Kıbrıslı Rumlar, özellikle de kilise “Bunca zaman mülklerimizi yağmaladılar, şimdi onlara bir de gazdan pay mı vereceğiz?” gibi saçma düşüncelerden arınmalıdırlar...
Son 42 yılda kuzeydeki malları Türkler kullanıyorsa, güneydeki malları da Rumların kullandığı unutulmamalıdır...
Son 42 yılda güneye 100 milyar doların üzerinde para akıtılmışsa, bunda Kıbrıslı Türklerin de payı vardır...
Öyleyse; geçmişte yaşananları unutmadan, sağlam bir gelecek için ‘iyi niyetli’ düşünceleri ön plana çıkarmak gerekir...
Ve burada ana sorumluluk Rum lideri Anastasiadis’e, ayrıca AKEL liderliğine aittir...
Yeni bir oluşuma giderken, tarihi gerçeklerin ilkokula giden Rum çocuklarına kadar anlatılmasını tavsiye ediyoruz...
Ayrıca, yeni bir ortaklığın meydana gelmesi halinde dini örgütlerin ‘siyasete bulaşmasını’ engelleyici hükümlerin konmasını öneriyoruz...
Toprakta paylaşım
Diyalog’un bugünkü manşetinde yer alan toprak tartışmalarına geçelim...
Rum tarafına önerilen toprak iadesi çerçevesinde yaklaşık 55 bin göçmenin mülküne dönmesi söz konusudur...
Rum tarafı, çözüm olmaması durumunda hiç kimsenin mülküne dönemeyeceğini çok ciddi bir şekilde değerlendirmelidir...
Toprak iadesi içinde, paha biçilmez değerdeki Maraş da vardır...
Sadece bu kentin turizme açılması demek, Kıbrıs’ın bütünüyle şaha kalkması demektir...
KKTC Lideri Sayın Akıncı’nın gerek toprak, gerekse diğer konulardaki iyi niyetli yaklaşımını tersten okumak yerine, doğru okumalarını istiyoruz...
“Federal Hükümette 7 Rum bakana karşılık 4 de Türk bakanın olması tek başına yeterli değildir” demiştik...
Geçmişte büyük acılar yaşamış bir toplum olarak, olası bir federal hükümette Türk Başkan Yardımcısı’nın veto hakkı mutlaka olmalıdır...
Nitekim müzakere heyetimizin ‘Savunma, Güvenlik ve Dış Politika’ konularında Veto hakkı üzerinde ısrar etmesi ve direnmesi olumlu bir yaklaşımdır...
Veto hakkı, bakan sayımızın 3 yerine 4 olmasından daha da önemlidir...
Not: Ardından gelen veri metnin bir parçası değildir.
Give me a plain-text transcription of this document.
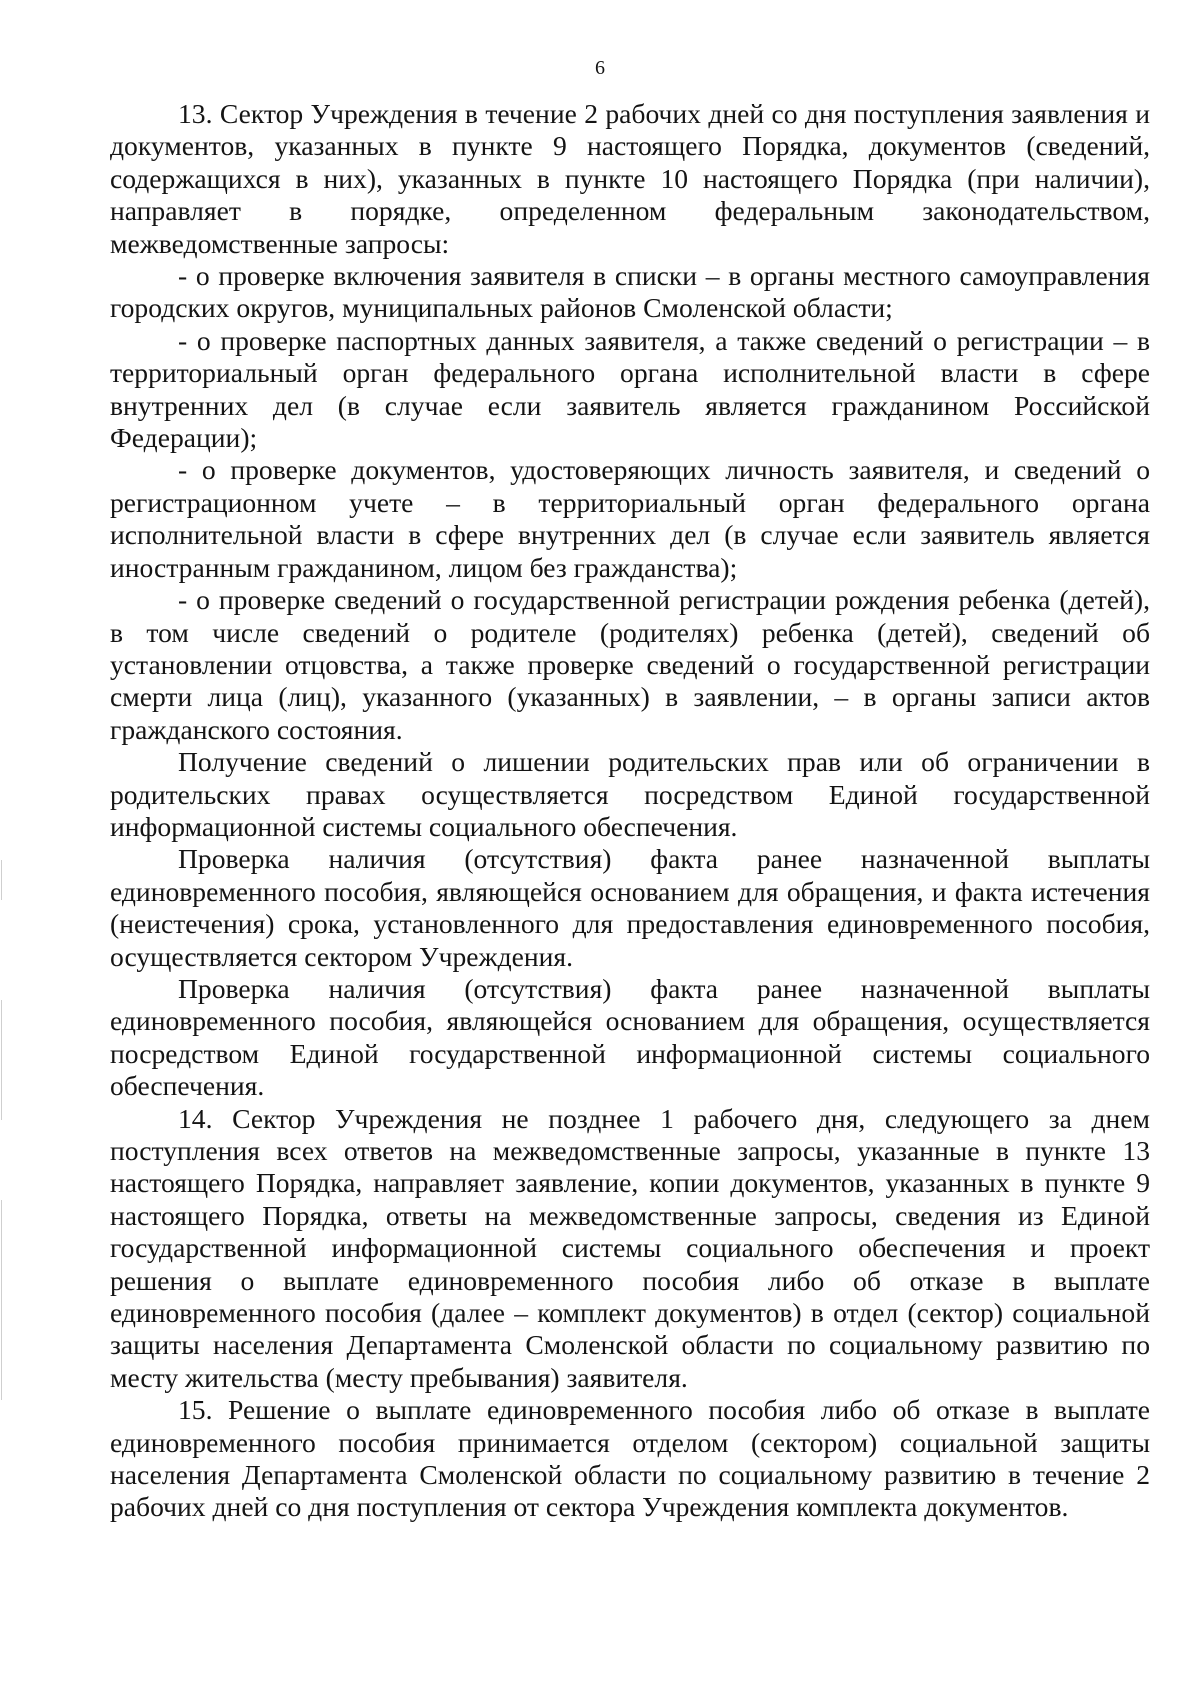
6

13. Сектор Учреждения в течение 2 рабочих дней со дня поступления заявления и документов, указанных в пункте 9 настоящего Порядка, документов (сведений, содержащихся в них), указанных в пункте 10 настоящего Порядка (при наличии), направляет в порядке, определенном федеральным законодательством, межведомственные запросы:

- о проверке включения заявителя в списки – в органы местного самоуправления городских округов, муниципальных районов Смоленской области;

- о проверке паспортных данных заявителя, а также сведений о регистрации – в территориальный орган федерального органа исполнительной власти в сфере внутренних дел (в случае если заявитель является гражданином Российской Федерации);

- о проверке документов, удостоверяющих личность заявителя, и сведений о регистрационном учете – в территориальный орган федерального органа исполнительной власти в сфере внутренних дел (в случае если заявитель является иностранным гражданином, лицом без гражданства);

- о проверке сведений о государственной регистрации рождения ребенка (детей), в том числе сведений о родителе (родителях) ребенка (детей), сведений об установлении отцовства, а также проверке сведений о государственной регистрации смерти лица (лиц), указанного (указанных) в заявлении, – в органы записи актов гражданского состояния.

Получение сведений о лишении родительских прав или об ограничении в родительских правах осуществляется посредством Единой государственной информационной системы социального обеспечения.

Проверка наличия (отсутствия) факта ранее назначенной выплаты единовременного пособия, являющейся основанием для обращения, и факта истечения (неистечения) срока, установленного для предоставления единовременного пособия, осуществляется сектором Учреждения.

Проверка наличия (отсутствия) факта ранее назначенной выплаты единовременного пособия, являющейся основанием для обращения, осуществляется посредством Единой государственной информационной системы социального обеспечения.

14. Сектор Учреждения не позднее 1 рабочего дня, следующего за днем поступления всех ответов на межведомственные запросы, указанные в пункте 13 настоящего Порядка, направляет заявление, копии документов, указанных в пункте 9 настоящего Порядка, ответы на межведомственные запросы, сведения из Единой государственной информационной системы социального обеспечения и проект решения о выплате единовременного пособия либо об отказе в выплате единовременного пособия (далее – комплект документов) в отдел (сектор) социальной защиты населения Департамента Смоленской области по социальному развитию по месту жительства (месту пребывания) заявителя.

15. Решение о выплате единовременного пособия либо об отказе в выплате единовременного пособия принимается отделом (сектором) социальной защиты населения Департамента Смоленской области по социальному развитию в течение 2 рабочих дней со дня поступления от сектора Учреждения комплекта документов.
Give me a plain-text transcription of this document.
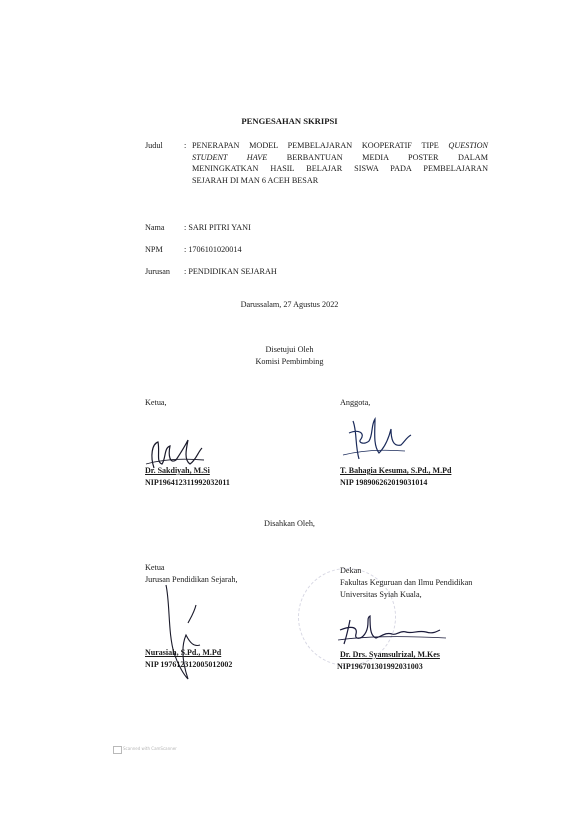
PENGESAHAN SKRIPSI
Judul	: PENERAPAN MODEL PEMBELAJARAN KOOPERATIF TIPE QUESTION
STUDENT HAVE BERBANTUAN MEDIA POSTER DALAM
MENINGKATKAN HASIL BELAJAR SISWA PADA PEMBELAJARAN
SEJARAH DI MAN 6 ACEH BESAR
Nama : SARI PITRI YANI
NPM	: 1706101020014
Jurusan : PENDIDIKAN SEJARAH
Darussalam, 27 Agustus 2022
Disetujui Oleh
Komisi Pembimbing
Ketua,
Dr. Sakdiyah, M.Si
NIP196412311992032011
Anggota,
T. Bahagia Kesuma, S.Pd., M.Pd
NIP 198906262019031014
Disahkan Oleh,
Ketua
Jurusan Pendidikan Sejarah,
Nurasiah, S.Pd., M.Pd
NIP 197612312005012002
Dekan
Fakultas Keguruan dan Ilmu Pendidikan
Universitas Syiah Kuala,
Dr. Drs. Syamsulrizal, M.Kes
NIP196701301992031003
Scanned with CamScanner
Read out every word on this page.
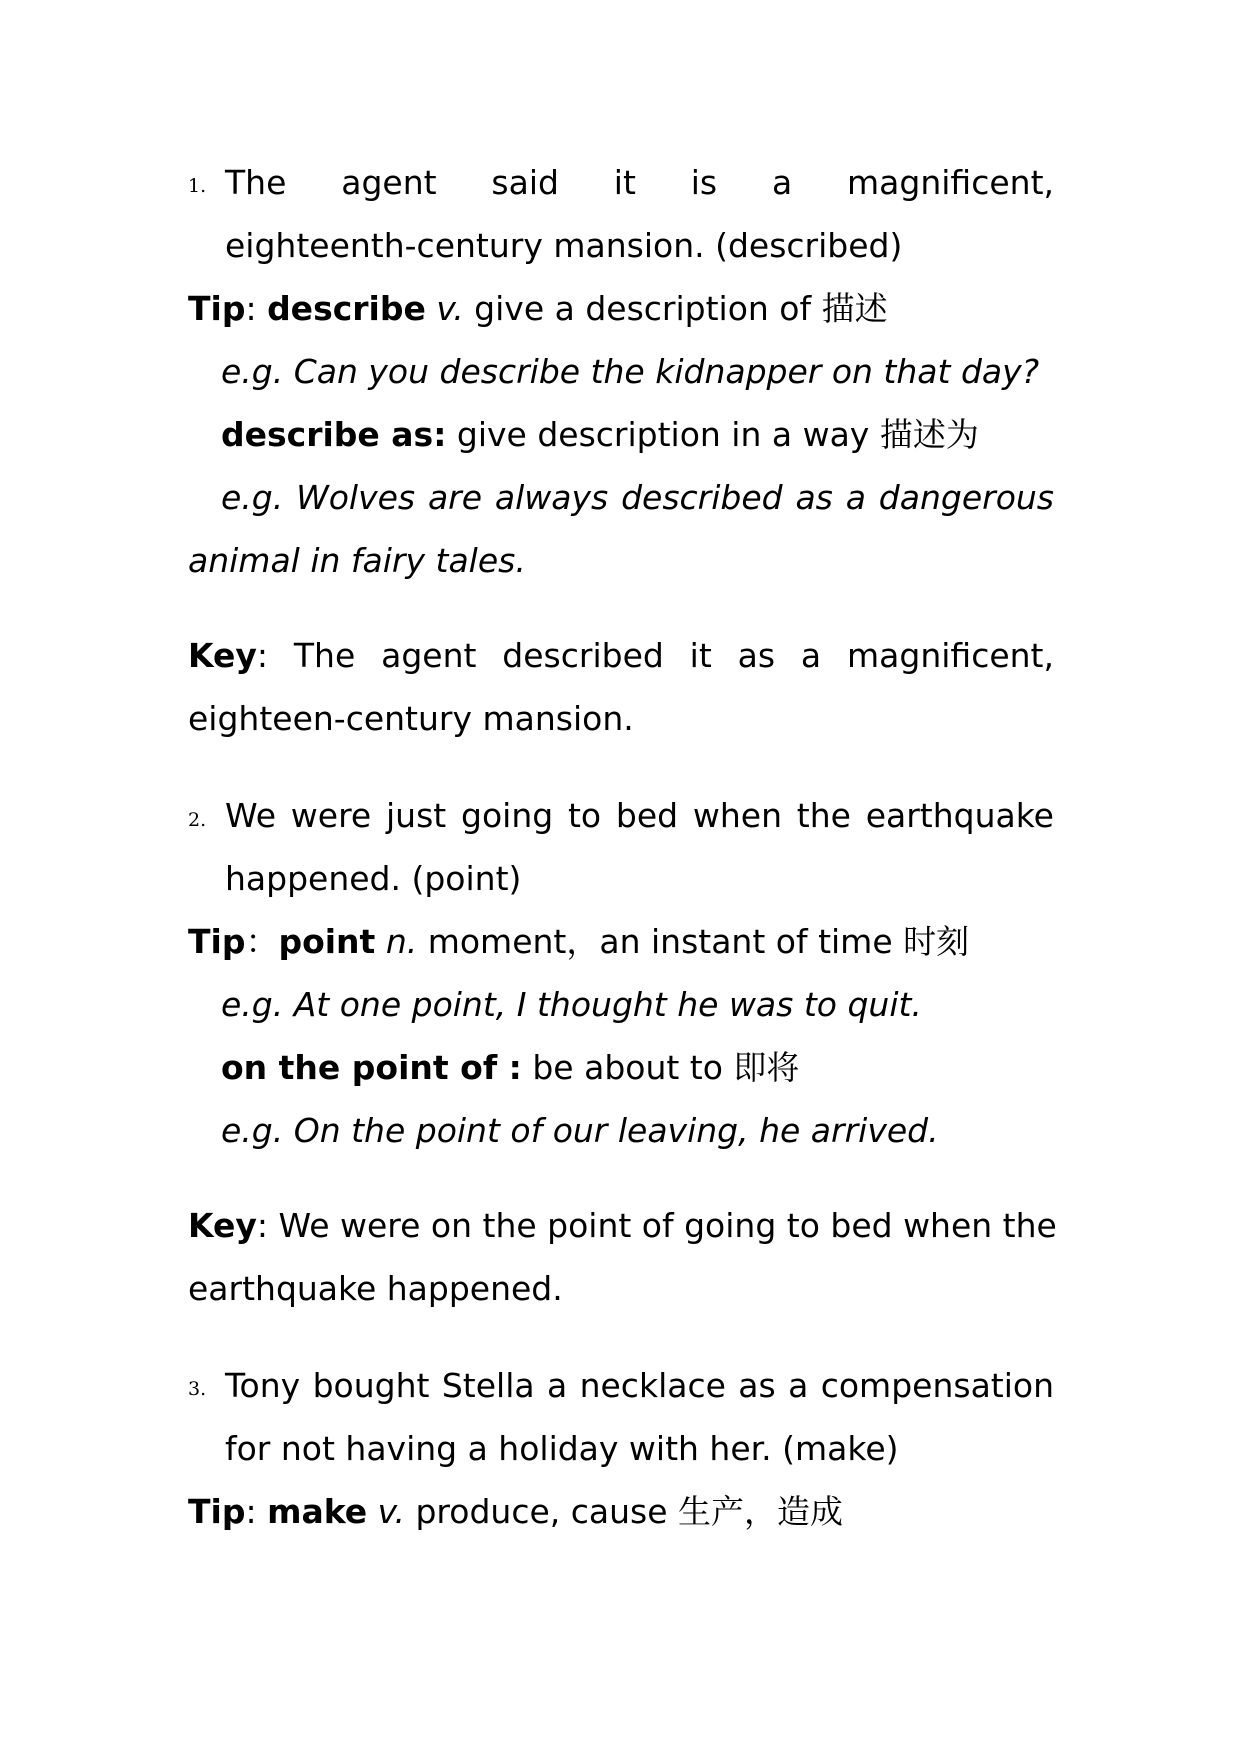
1. The agent said it is a magnificent,
eighteenth-century mansion. (described)
Tip: describe v. give a description of 描述
e.g. Can you describe the kidnapper on that day?
describe as: give description in a way 描述为
e.g. Wolves are always described as a dangerous
animal in fairy tales.
Key: The agent described it as a magnificent,
eighteen-century mansion.
2. We were just going to bed when the earthquake
happened. (point)
Tip：point n. moment，an instant of time 时刻
e.g. At one point, I thought he was to quit.
on the point of : be about to 即将
e.g. On the point of our leaving, he arrived.
Key: We were on the point of going to bed when the
earthquake happened.
3. Tony bought Stella a necklace as a compensation
for not having a holiday with her. (make)
Tip: make v. produce, cause 生产，造成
İkinci Cenevre zirvesi öncesinde diğer önemli konuları da sizlerle paylaşmaya çalışacağız...
Kalıcı bir çözüm için sadece Türk tarafının iyi niyetli olması yeterli değildir...
Rumlar da aynı yaklaşımı gösterebilmelidir...
Dengeli güzel bir değerlendirme. Neticenin de iyi olmasını dilerim.